Abstract, version, and status information are not relevant in this partial draft.
A network interaction is an HTTP request and response, or any other set of logically related network traffic.
Determination of a party's status is limited to a single transaction because a party's status may be affected by time, context, or any other factor that influences user expectations.
A first party is any party, in a specific network interaction, that can infer with high probability that the user knowingly and intentionally communicated with it. Otherwise, a party is a third party.
A third party is any party, in a specific network interaction, that cannot infer with high probability that the user knowingly and intentionally communicated with it.
We draw a distinction between those parties an ordinary user would or would not expect to share information with, "first parties" and "third parties" respectively. The delineation exists for three reasons.
First, when a user expects to share information with a party, she can often exercise control over the information flow. Take, for example, Example Social, a popular social network. The user may decide she does not like Example Social's privacy or security practices, so she does not visit examplesocial.com. But if Example Social provides a social sharing widget embedded in another website, the user may be unaware she is giving information to Example Social and unable to exercise control over the information flow.
Second, we recognize that market pressures are an important factor in encouraging good privacy and security practices. If users do not expect that they will share information with an organization, it is unlikely to experience market pressure from users to protect the security and privacy of their information. In practice, moreover, third parties may not experience sufficient market pressure from first parties since increasingly third parties do not have a direct business relationship with the first party websites they appear on. We therefore require a greater degree of user control over information sharing with such organizations.
Last, third parties are often in a position to collect a sizeable proportion of a user's browsing history – information that can be uniquely sensitive and easily associated with a user's identity. We wish to provide user control over such information flows.
We recognize that, unlike with a bright-line rule, there can be close calls in applying our standard for what constitutes a first party or a third party. But we believe that in practice, such close calls will be rare. The overwhelming majority of content on the web can be classified as first party or third party, with few cases of ambiguity in practice.

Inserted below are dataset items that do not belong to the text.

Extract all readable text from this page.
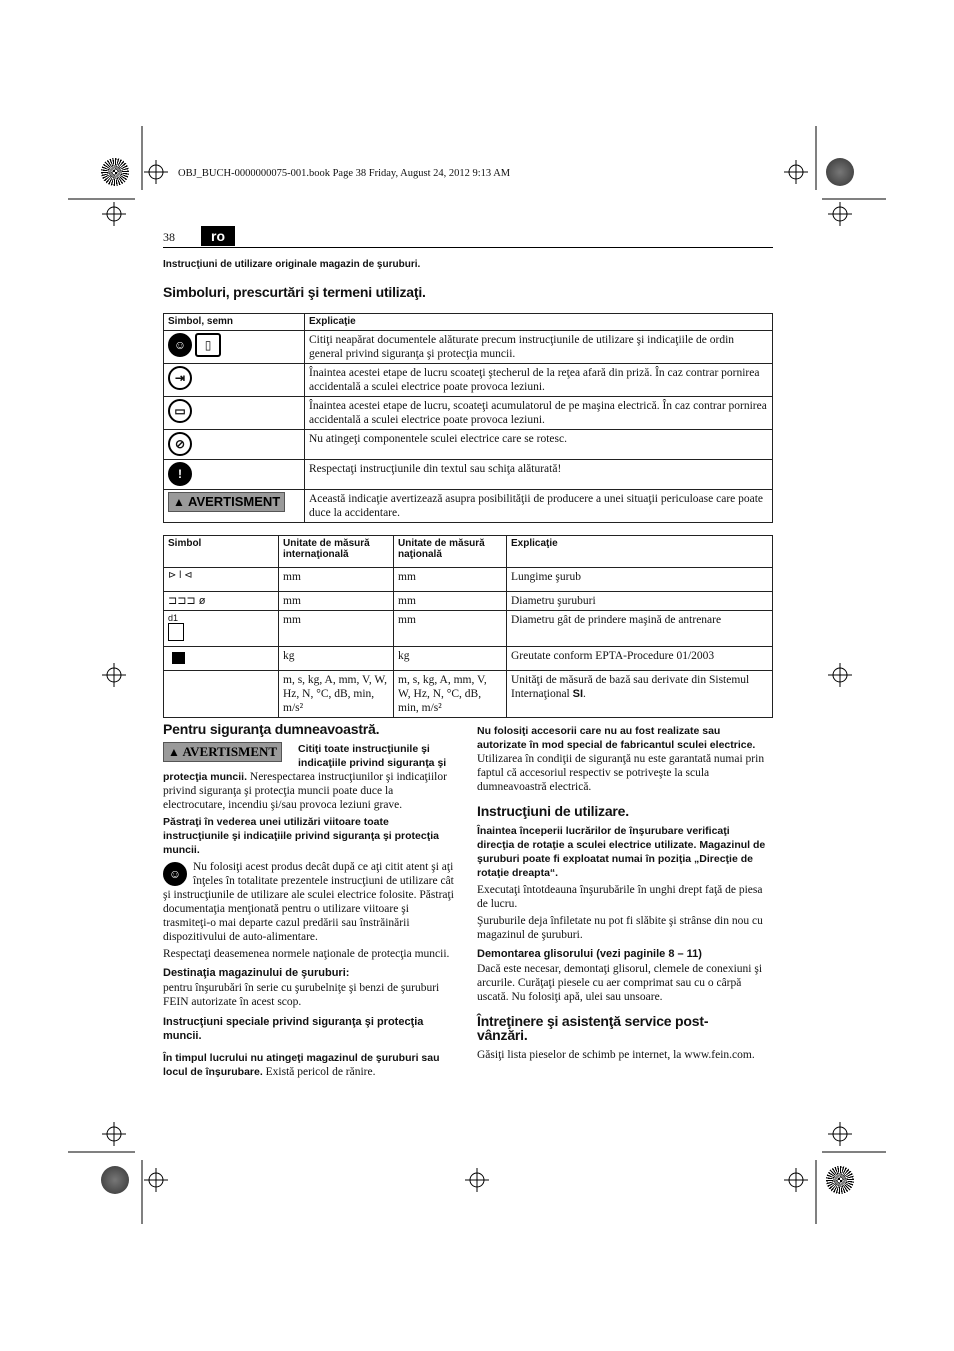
OBJ_BUCH-0000000075-001.book Page 38 Friday, August 24, 2012 9:13 AM
38	ro
Instrucţiuni de utilizare originale magazin de şuruburi.
Simboluri, prescurtări şi termeni utilizaţi.
Simbol, semn	Explicaţie
☺ ▯	Citiţi neapărat documentele alăturate precum instrucţiunile de utilizare şi indicaţiile de ordin general privind siguranţa şi protecţia muncii.
⇥	Înaintea acestei etape de lucru scoateţi ştecherul de la reţea afară din priză. În caz contrar pornirea accidentală a sculei electrice poate provoca leziuni.
▭	Înaintea acestei etape de lucru, scoateţi acumulatorul de pe maşina electrică. În caz contrar pornirea accidentală a sculei electrice poate provoca leziuni.
⊘	Nu atingeţi componentele sculei electrice care se rotesc.
!	Respectaţi instrucţiunile din textul sau schiţa alăturată!
▲ AVERTISMENT	Această indicaţie avertizează asupra posibilităţii de producere a unei situaţii periculoase care poate duce la accidentare.
Simbol	Unitate de măsură internaţională	Unitate de măsură naţională	Explicaţie
⊳ l ⊲	mm	mm	Lungime şurub
⊐⊐⊐ ø	mm	mm	Diametru şuruburi
d1	mm	mm	Diametru gât de prindere maşină de antrenare
	kg	kg	Greutate conform EPTA-Procedure 01/2003
	m, s, kg, A, mm, V, W, Hz, N, °C, dB, min, m/s²	m, s, kg, A, mm, V, W, Hz, N, °C, dB, min, m/s²	Unităţi de măsură de bază sau derivate din Sistemul Internaţional SI.
Pentru siguranţa dumneavoastră.
▲ AVERTISMENT	Citiţi toate instrucţiunile şi indicaţiile privind siguranţa şi

protecţia muncii. Nerespectarea instrucţiunilor şi indicaţiilor privind siguranţa şi protecţia muncii poate duce la electrocutare, incendiu şi/sau provoca leziuni grave.

Păstraţi în vederea unei utilizări viitoare toate instrucţiunile şi indicaţiile privind siguranţa şi protecţia muncii.

☺	Nu folosiţi acest produs decât după ce aţi citit atent şi aţi înţeles în totalitate prezentele instrucţiuni de utilizare cât şi instrucţiunile de utilizare ale sculei electrice folosite. Păstraţi documentaţia menţionată pentru o utilizare viitoare şi trasmiteţi-o mai departe cazul predării sau înstrăinării dispozitivului de auto-alimentare.

Respectaţi deasemenea normele naţionale de protecţia muncii.

Destinaţia magazinului de şuruburi:

pentru înşurubări în serie cu şurubelniţe şi benzi de şuruburi FEIN autorizate în acest scop.

Instrucţiuni speciale privind siguranţa şi protecţia muncii.

În timpul lucrului nu atingeţi magazinul de şuruburi sau locul de înşurubare. Există pericol de rănire.

Nu folosiţi accesorii care nu au fost realizate sau autorizate în mod special de fabricantul sculei electrice. Utilizarea în condiţii de siguranţă nu este garantată numai prin faptul că accesoriul respectiv se potriveşte la scula dumneavoastră electrică.

Instrucţiuni de utilizare.

Înaintea începerii lucrărilor de înşurubare verificaţi direcţia de rotaţie a sculei electrice utilizate. Magazinul de şuruburi poate fi exploatat numai în poziţia „Direcţie de rotaţie dreapta“.

Executaţi întotdeauna înşurubările în unghi drept faţă de piesa de lucru.

Şuruburile deja înfiletate nu pot fi slăbite şi strânse din nou cu magazinul de şuruburi.

Demontarea glisorului (vezi paginile 8 – 11)

Dacă este necesar, demontaţi glisorul, clemele de conexiuni şi arcurile. Curăţaţi piesele cu aer comprimat sau cu o cârpă uscată. Nu folosiţi apă, ulei sau unsoare.

Întreţinere şi asistenţă service post-vânzări.

Găsiţi lista pieselor de schimb pe internet, la www.fein.com.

We require a confidence at a "high probability" before a party can consider itself a first party. Where there is reasonable ambiguity about whether a user has intentionally interacted with a party, it must consider itself a third party. Our rationale is that, in the rare close cases, a website is in the best position to understand its users' expectations. We therefore impose the burden of understanding user expectations on the website. We also wish, in close cases, to err on the side of conforming to user expectations and protecting user privacy. If the standard is insufficiently protective, ordinary users have limited recourse; if the standard imposes excessive limits, websites retain the safety valve of explicitly asking for user permission.
There will almost always be only one party that the average user would expect to communicate with: the provider of the website the user has visited. But, in rare cases, users may expect that a website is provided by more than one party. For example, suppose Example Sports, a well known sports league, collaborates with Example Streaming, a well known streaming video website, to provide content at www.examplesportsonexamplestreaming.com. The website is prominently advertised and branded as being provided by both Example Sports and Example Streaming. An ordinary user who visits the website may recognize that it is operated by both Example Sports and Example Streaming.
A party may start out as a third party but become a first party later on, after a user interacts with it. If content from a third party is embedded on a first party page, the third party may become an additional first party if it can infer with high probability that the average user knowingly and intentionally communicated with it. If a user merely moused over, closed, or muted third-party content, the party would not be able to draw such an inference.
Example: Example Weather offers an unbranded weather widget that is embedded into websites, including Example News. The widget contains small links to Example Weather's website and privacy policy. A user visits Example News and scrolls through the weekly forecast in the Example Weather widget.
Discussion: Example Weather is a third party. The user has interacted with Example Weather's widget, but an ordinary user would not expect that scrolling through the widget involves communicating with Example News.
Example: Example Social, a popular social network, hosts a social sharing button that other websites can embed. The button is colored and styled in the same fashion as Example Social's website, contains descriptive text that is specific to Example Social, includes Example Social's logo, and very frequently appears on Example Social's website. Example News embeds the Example Social button, and a user clicks it.
Discussion: Example Social is a first party once the user clicks its embedded social sharing button. The average user would understand that by clicking the button she is communicating with Example Social.
Additional Voluntary Measures
A first party may voluntarily take steps to protect user privacy when responding to a Do Not Track request.